Scar Girl (The Scar Boys #2)

“I don’t know, just feels like it’s time.”


“And the Scar Boys?”

“Maybe it’s time to move on, that’s all.” Note that I said “maybe.” I was still hedging my bets.

He was back to staring me down, trying to find the source of some new lie. He wasn’t going to find it, because it wasn’t there.

“What do you want to study?”

“I haven’t figured that out yet. My understanding is that you don’t need to pick a major until your junior year. Maybe something with math or science?” I hadn’t really thought about math and science, but it was the one part of high school where I’d shown some aptitude, and he knew that. I was playing to my audience.

“Mm-hmm.” He was trying to be tough, but I could see he was buying in. My dad has a tell when you’re winning him over: he finally shuts up.

He and I had a strained relationship from the word go, but it changed after I came back from Athens. It took me a while to figure out, but at some deep and secret level, I think my father actually respected me for going on the road with the band. Outwardly, he hated the Scar Boys, hated the music, hated the image, hated how much I’d lied to him, and hated that the band had steered me off the straight and narrow. But he had spent so many years viewing me as this helpless little gimp that when I stood up and did something on my own, I think maybe he was kind of proud.

Since coming back from Georgia, everything about the way my dad treated me was, I don’t know, more gentle. Like this one Saturday, when he was home from Albany—his work as a legislative liaison for the governor had him out of the house four nights a week—he came into my room and said, “C’mon, let’s go.”

“Where are we going?”

“Just grab a jacket. It’ll be fun.”

Fun? Fun was not a word I associated with my dad, but it was three hours until rehearsal, so I grabbed my jacket and went. After everything I’d put my parents through, I figured I owed them the little things.

Ten minutes later we stepped out of my dad’s Chevy Nova and onto a strip mall parking lot on Tuckahoe Road. He nodded to the store in front of us and smiled.

“Anthony’s Billiards Club,” I read aloud. “We’re going to shoot pool?”

And that’s just what we did. We spent the next two hours playing eight ball and nine ball, and just shooting the shit. At first, I was so taken off my game that I didn’t know how to react. I finally asked the question I had to ask.

“Dad, what are we doing here? What’s this about?”

He paused a beat before answering. “Look, Harry, I just . . . you and I . . . maybe it would be nice if we spent a little more time together.”

I had no idea where this was coming from, and I trusted it the way a hen trusts a fox, but what else could I do other than go with the flow?

My dad turned out to be a really good pool player—I had only played once or twice—and while he did give me some great pointers, I think he also enjoyed kicking my ass. He’s just that competitive. He reminded me of what Johnny was like before the accident. Weird.

When we got home, we went our separate ways. Scenes from that afternoon were swirling in my head as I watched him react to my news about wanting to apply for college.

“I think it’s wonderful, Harry,” my mom said. “And we’ll support you in any way we can. Isn’t that right, Ben?”

My father gave my mom a long look before nodding and turning his attention back to me. “Of course, son,” he said, while trying to hold back a smile. “Of course.”

We spent the next few minutes talking about the application process—I didn’t tell them about my epic application essay—and then we were done.

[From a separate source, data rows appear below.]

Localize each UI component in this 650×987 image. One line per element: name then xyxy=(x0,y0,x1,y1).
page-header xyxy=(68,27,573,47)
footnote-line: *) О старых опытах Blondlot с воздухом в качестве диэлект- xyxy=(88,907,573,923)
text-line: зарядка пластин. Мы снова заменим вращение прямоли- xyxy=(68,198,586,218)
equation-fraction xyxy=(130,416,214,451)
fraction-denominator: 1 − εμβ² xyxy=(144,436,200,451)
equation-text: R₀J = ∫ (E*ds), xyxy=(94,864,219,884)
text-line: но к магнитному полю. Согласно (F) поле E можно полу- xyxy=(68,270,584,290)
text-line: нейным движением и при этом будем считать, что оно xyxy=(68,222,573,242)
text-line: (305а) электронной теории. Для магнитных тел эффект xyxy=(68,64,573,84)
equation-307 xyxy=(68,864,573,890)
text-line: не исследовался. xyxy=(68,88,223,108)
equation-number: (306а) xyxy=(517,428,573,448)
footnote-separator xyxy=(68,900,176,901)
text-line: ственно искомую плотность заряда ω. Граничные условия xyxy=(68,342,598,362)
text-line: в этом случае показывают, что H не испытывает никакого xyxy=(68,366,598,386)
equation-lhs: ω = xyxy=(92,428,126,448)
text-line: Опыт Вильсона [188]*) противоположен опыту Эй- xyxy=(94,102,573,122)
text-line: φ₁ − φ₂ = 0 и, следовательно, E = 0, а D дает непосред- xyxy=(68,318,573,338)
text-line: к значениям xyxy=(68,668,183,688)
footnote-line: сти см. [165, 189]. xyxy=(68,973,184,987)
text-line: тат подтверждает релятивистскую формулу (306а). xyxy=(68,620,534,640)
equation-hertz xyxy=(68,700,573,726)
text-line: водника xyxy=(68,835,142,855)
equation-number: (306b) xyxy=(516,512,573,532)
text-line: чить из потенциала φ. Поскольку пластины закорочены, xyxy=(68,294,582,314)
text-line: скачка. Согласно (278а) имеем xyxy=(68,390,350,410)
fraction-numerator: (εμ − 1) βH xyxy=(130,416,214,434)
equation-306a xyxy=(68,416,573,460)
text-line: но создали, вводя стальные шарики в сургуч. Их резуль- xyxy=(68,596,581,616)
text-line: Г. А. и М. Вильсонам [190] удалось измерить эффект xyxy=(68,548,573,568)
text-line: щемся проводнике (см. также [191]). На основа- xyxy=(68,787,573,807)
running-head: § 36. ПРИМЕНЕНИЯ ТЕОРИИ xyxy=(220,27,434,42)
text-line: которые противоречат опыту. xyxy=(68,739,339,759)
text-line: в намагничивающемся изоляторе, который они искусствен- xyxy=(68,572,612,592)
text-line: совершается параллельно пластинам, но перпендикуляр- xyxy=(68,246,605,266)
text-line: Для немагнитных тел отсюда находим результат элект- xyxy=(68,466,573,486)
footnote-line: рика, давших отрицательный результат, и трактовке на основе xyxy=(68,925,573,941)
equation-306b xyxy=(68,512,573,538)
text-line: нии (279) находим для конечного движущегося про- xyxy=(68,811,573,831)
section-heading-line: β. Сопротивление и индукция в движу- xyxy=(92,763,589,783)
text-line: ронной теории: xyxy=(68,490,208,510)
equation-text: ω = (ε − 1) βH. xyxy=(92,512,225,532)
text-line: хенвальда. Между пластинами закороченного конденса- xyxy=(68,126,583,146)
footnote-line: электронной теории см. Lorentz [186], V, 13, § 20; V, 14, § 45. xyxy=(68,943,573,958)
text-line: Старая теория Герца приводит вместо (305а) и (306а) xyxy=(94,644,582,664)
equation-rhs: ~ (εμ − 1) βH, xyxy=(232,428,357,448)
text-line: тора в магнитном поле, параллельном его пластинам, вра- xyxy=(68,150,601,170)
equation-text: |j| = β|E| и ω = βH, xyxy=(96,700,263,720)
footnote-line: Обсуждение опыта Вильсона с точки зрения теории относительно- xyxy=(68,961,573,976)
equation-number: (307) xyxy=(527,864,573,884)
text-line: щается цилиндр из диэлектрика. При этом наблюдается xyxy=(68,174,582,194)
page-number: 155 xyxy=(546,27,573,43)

It felt both really good and really bad that I’d told them. Good that it was off my chest and that I had their support, bad that, all of a sudden, it was real. It was my first moment of buyer’s remorse.

But nothing was written in stone. Not yet.





CHEYENNE BELLE


We played a nightclub called the Bitter End.

The place had a very different vibe from CBGB’s. Where CB’s was in the Bowery, the Bitter End was in the Village. Where CB’s was a crap hole, the Bitter End was nice. Where CB’s history was all punk—and, yes, I do love punk—the Bitter End had more to it. It made its name as a venue for folk artists like Bob Dylan and Joan Baez, before they were famous. Isn’t that cool?

Anyway, by this time the band was really humming, and our following was growing. This was the first show where we were the headline act on a weekend in New York City. That was a big deal.

We were blown away when more than a hundred people turned out. Something magical was starting to happen with the Scar Boys.